The U.S. and China should seek to avoid the “Thucydides Trap,” in which an incumbent power and newly emerging rival fail to resolve differences and eventually clash, Osnos said. Thucydides, a fifth century B.C. historian, chronicled hostilities between Sparta and Athens in History of the Peloponnesian War. Outright conflict has flared in 11 of the 15 cases in history in which a rising power has challenged an incumbent, Osnos said.
Growing bilateral competition coincides with an intertwining of interests in such areas as finance, trade, nonproliferation and anti-terrorism, prompting contradictions in the U.S. perception of China, according to Osnos. Americans simultaneously view China’s economy as both strong and vulnerable, while in geopolitics, they see Beijing as both a partner and an adversary, he said.
As President Xi Jinping more aggressively pursues China’s global interests, he has amassed more power in domestic politics than any other Chinese leader since Mao Zedong, Osnos said. Xi aims to avert disorder at all costs, having grievously suffered with his family at the hands of the Red Guards during the Cultural Revolution (1966-1976).

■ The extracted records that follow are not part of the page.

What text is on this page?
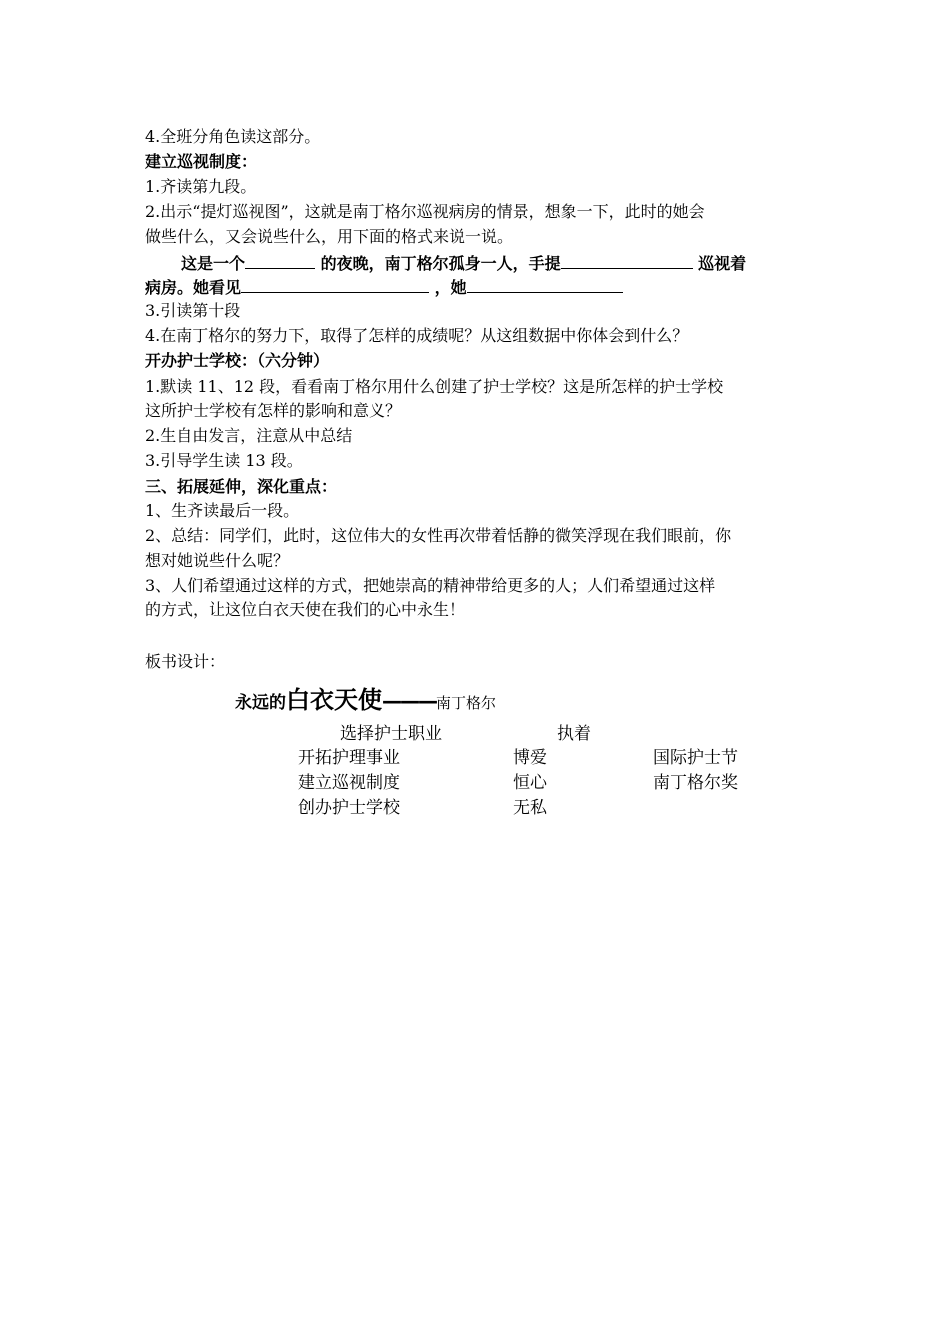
4.全班分角色读这部分。
建立巡视制度：
1.齐读第九段。
2.出示“提灯巡视图”，这就是南丁格尔巡视病房的情景，想象一下，此时的她会
做些什么，又会说些什么，用下面的格式来说一说。
这是一个	的夜晚，南丁格尔孤身一人，手提	巡视着
病房。她看见	，她
3.引读第十段
4.在南丁格尔的努力下，取得了怎样的成绩呢？从这组数据中你体会到什么？
开办护士学校：（六分钟）
1.默读 11、12 段，看看南丁格尔用什么创建了护士学校？这是所怎样的护士学校
这所护士学校有怎样的影响和意义？
2.生自由发言，注意从中总结
3.引导学生读 13 段。
三、拓展延伸，深化重点：
1、生齐读最后一段。
2、总结：同学们，此时，这位伟大的女性再次带着恬静的微笑浮现在我们眼前，你
想对她说些什么呢？
3、人们希望通过这样的方式，把她崇高的精神带给更多的人；人们希望通过这样
的方式，让这位白衣天使在我们的心中永生！
板书设计：
永远的白衣天使———南丁格尔
选择护士职业	执着
开拓护理事业	博爱	国际护士节
建立巡视制度	恒心	南丁格尔奖
创办护士学校	无私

China’s president, according to Osnos, aims to overcome three challenges to stability:
Economic stagnation. China’s economy has slowed after decades of rapid growth, and public dissatisfaction may swell as expectations for greater prosperity go unmet. Xi recognizes that transitioning from an export- and investment-oriented economic policy toward reliance on services and consumption would likely spur growth, Osnos said.
Corruption. Xi has launched the harshest crackdown against graft in decades, mindful that crooked officials undermine the Communist Party’s credibility and the effectiveness of the government, according to Osnos.
Foreign influence. Xi sees threats to political order from new technology and Western concepts, such as individualism and democracy, Osnos said. He believes a firm hand is the best way to avert such tumult as the collapse of the Soviet bloc more than two decades ago, unrest in Tibet in 2008 and Xinjiang Province in 2009, and the Arab Spring uprisings in 2011.
Xi aims to pose a “counterargument to the allure of Western ideas” by promoting the notion of a “Chinese Dream,” in which an increasingly prosperous China becomes a dominant civilization, according to Osnos.